Almost three quarters (73%) of UK-listed manufacturing and industrial companies are expecting a rise in M&A activity over the next 12 months, according to Deloitte.
Research by the Big Four firm found that almost half of companies cited private equity firms looking for an exit as a primary driver for the increase.
Emerging markets were the most likely place for acquisitions, with nearly two-thirds (62%) of UK-based manufacturing companies considering potential acquisitions in these regions.
A significant majority (70%) of respondents describe themselves as acquisitive and in general they do not expect the good availability of debt to change significantly over the next 12 months.
While expectations of deal multiples are that they will increase slightly, the majority do not expect any significant change in the next 12 months.
Commenting on the findings, Ross James, UK corporate finance manufacturing industry leader at Deloitte, said: “Since the start of the year, stronger economic growth forecasts across many western economies, particularly in the UK, have given a major boost to confidence and, as a result, interest in M&A activity.”

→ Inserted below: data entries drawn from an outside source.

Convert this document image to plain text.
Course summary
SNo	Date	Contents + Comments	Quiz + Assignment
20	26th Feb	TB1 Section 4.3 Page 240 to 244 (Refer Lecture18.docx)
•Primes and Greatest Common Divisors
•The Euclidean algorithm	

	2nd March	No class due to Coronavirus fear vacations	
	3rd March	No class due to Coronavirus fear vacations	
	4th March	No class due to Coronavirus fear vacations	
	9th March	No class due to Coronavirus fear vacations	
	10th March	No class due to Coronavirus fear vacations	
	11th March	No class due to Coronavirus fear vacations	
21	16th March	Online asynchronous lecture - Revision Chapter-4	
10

He added: “A significant trend in this survey is the increase of private equity activity in the industry. Nearly 44% of M&A chiefs named this as a primary driver for mergers or acquisitions in the coming months, up 12% from our spring 2013 study. It is clear that CFOs’ increased confidence, coupled with the strong availability of debt, allows for more competition for the available assets – which could push valuations up.”
In the first four months of 2014 alone, $1.2 trillion worth of deals were announced globally.